- The Washington Times - Thursday, December 2, 2010

The Justice Department’s Voting Section chief, Chris Herren, sent an e-mail on Wednesday encouraging 97 of his employees (including secretaries) to use paid work time to attend oral arguments in a case unrelated to most of their individual responsibilities. This reflects what little regard Attorney General Eric H. Holder Jr.’s team has for American taxpayers and individual voters.

The substance of the department’s case is an affront on several levels. First, Justice is defending its decision that voters in the town of Kinston, N.C., are too dumb to know what form of voting is in their own best interests. Second, it claims that the only way Kinston’s black majority can elect their “candidates of choice” is if the candidates are identified as Democrats. Third, the department defends the proposition that a single Justice official can override an entire local referendum - supposedly on civil rights voting grounds - even if the town and county haven’t been guilty of discriminatory voting actions in almost 50 years. Finally, the department would deny that a collection of individual voters even has legal standing to argue its case in court because “their alleged injuries are not sufficient” unless the town’s elected officials join their case.

In short, individuals have no court rights of their own; only government minders can speak for the people.
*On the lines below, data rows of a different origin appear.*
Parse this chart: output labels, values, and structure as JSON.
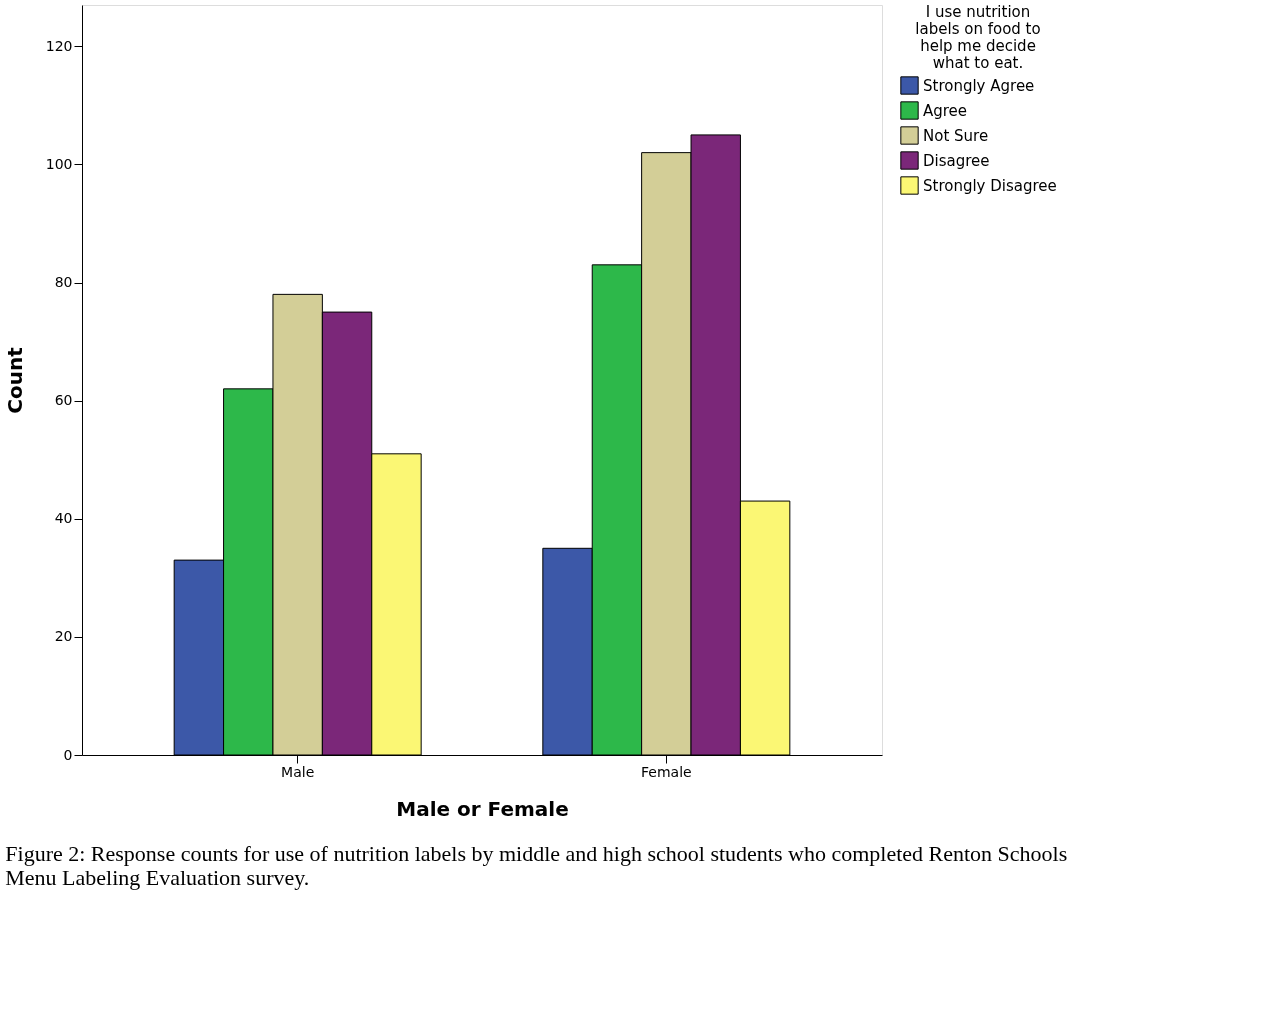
{
  "chart_data": {
    "type": "bar",
    "categories": [
      "Male",
      "Female"
    ],
    "series": [
      {
        "name": "Strongly Agree",
        "color": "#3c58a8",
        "values": [
          33,
          35
        ]
      },
      {
        "name": "Agree",
        "color": "#2db84a",
        "values": [
          62,
          83
        ]
      },
      {
        "name": "Not Sure",
        "color": "#d3ce97",
        "values": [
          78,
          102
        ]
      },
      {
        "name": "Disagree",
        "color": "#7b2779",
        "values": [
          75,
          105
        ]
      },
      {
        "name": "Strongly Disagree",
        "color": "#fbf774",
        "values": [
          51,
          43
        ]
      }
    ],
    "xlabel": "Male or Female",
    "ylabel": "Count",
    "legend_title": "I use nutrition labels on food to help me decide what to eat.",
    "ylim": [
      0,
      127
    ],
    "yticks": [
      0,
      20,
      40,
      60,
      80,
      100,
      120
    ],
    "grid": false,
    "legend": "right",
    "annotations": [
      "Figure 2: Response counts for use of nutrition labels by middle and high school students who completed Renton Schools Menu Labeling Evaluation survey."
    ]
  }
}
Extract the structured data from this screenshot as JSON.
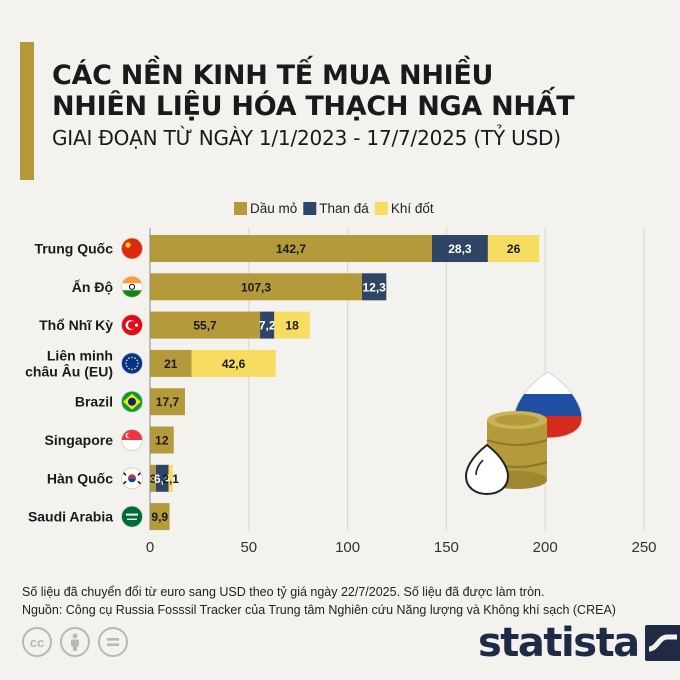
{
  "header": {
    "title_line1": "CÁC NỀN KINH TẾ MUA NHIỀU",
    "title_line2": "NHIÊN LIỆU HÓA THẠCH NGA NHẤT",
    "subtitle": "GIAI ĐOẠN TỪ NGÀY 1/1/2023 - 17/7/2025 (TỶ USD)"
  },
  "colors": {
    "accent": "#b49a3a",
    "oil": "#b49a3a",
    "coal": "#2e4566",
    "gas": "#f7dc62",
    "grid": "#d6d4cd",
    "brand": "#1f2a44"
  },
  "chart_data": {
    "type": "bar",
    "orientation": "horizontal",
    "stacked": true,
    "categories": [
      "Trung Quốc",
      "Ấn Độ",
      "Thổ Nhĩ Kỳ",
      "Liên minh châu Âu (EU)",
      "Brazil",
      "Singapore",
      "Hàn Quốc",
      "Saudi Arabia"
    ],
    "category_lines": [
      [
        "Trung Quốc"
      ],
      [
        "Ấn Độ"
      ],
      [
        "Thổ Nhĩ Kỳ"
      ],
      [
        "Liên minh",
        "châu Âu (EU)"
      ],
      [
        "Brazil"
      ],
      [
        "Singapore"
      ],
      [
        "Hàn Quốc"
      ],
      [
        "Saudi Arabia"
      ]
    ],
    "flag_icons": [
      "china-flag-icon",
      "india-flag-icon",
      "turkey-flag-icon",
      "eu-flag-icon",
      "brazil-flag-icon",
      "singapore-flag-icon",
      "south-korea-flag-icon",
      "saudi-arabia-flag-icon"
    ],
    "series": [
      {
        "name": "Dầu mỏ",
        "values": [
          142.7,
          107.3,
          55.7,
          21,
          17.7,
          12,
          3,
          9.9
        ],
        "labels": [
          "142,7",
          "107,3",
          "55,7",
          "21",
          "17,7",
          "12",
          "3",
          "9,9"
        ]
      },
      {
        "name": "Than đá",
        "values": [
          28.3,
          12.3,
          7.2,
          0,
          0,
          0,
          6.4,
          0
        ],
        "labels": [
          "28,3",
          "12,3",
          "7,2",
          "",
          "",
          "",
          "6,4",
          ""
        ]
      },
      {
        "name": "Khí đốt",
        "values": [
          26,
          0,
          18,
          42.6,
          0,
          0,
          2.1,
          0
        ],
        "labels": [
          "26",
          "",
          "18",
          "42,6",
          "",
          "",
          "2,1",
          ""
        ]
      }
    ],
    "xlim": [
      0,
      250
    ],
    "xticks": [
      0,
      50,
      100,
      150,
      200,
      250
    ],
    "xtick_labels": [
      "0",
      "50",
      "100",
      "150",
      "200",
      "250"
    ],
    "grid": true,
    "legend_position": "top-center"
  },
  "footer": {
    "note": "Số liệu đã chuyển đổi từ euro sang USD theo tỷ giá ngày 22/7/2025. Số liệu đã được làm tròn.",
    "source": "Nguồn: Công cụ Russia Fosssil Tracker của Trung tâm Nghiên cứu Năng lượng và Không khí sạch (CREA)",
    "brand": "statista"
  }
}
The case, LaRoque v. Holder, involves the unilateral denial of Kinston’s referendum to change local elections to a nonpartisan form instead of using partisan primaries to choose candidates identified on ballots as either Democrat or Republican. On its face, a nonpartisan election is racially neutral: 543 of 551 North Carolina localities already hold nonpartisan elections with no discrimination. The referendum passed with 64 percent of the vote among a voting population that’s 65 percent black and with majorities in five of Kinston’s seven black-dominated precincts. Washington bureaucrats shouldn’t be able to use a law to protect against racial discrimination to overthrow a referendum intended to minimize partisanship.

The authority of Loretta King, the controversial Justice official who forced her fiat on Kinston, is derived from provisions of Section 5 of the Voting Rights Act that require Justice Department (or a court’s) “preclearance” of any “change” in the voting procedures of certain jurisdictions, mostly in the South. This practice originally was implemented because of racial discrimination in those places in 1964. The pre-clearance burden remains even if the jurisdictions have not discriminated since.

The five individuals and one citizens association who are plaintiffs in LaRoque v. Holder are challenging the constitutionality of Section 5 on its face. They make a strong case that Congress acted impermissibly when it extended and expanded Section 5 in 2006. They make an equally strong case that Ms. King misapplied the Voting Rights Act in their town’s situation. No taxpayer-funded, 97-person cheering section at today’s hearing should be able to deny Kinston’s citizens the right to bring their full arguments to court.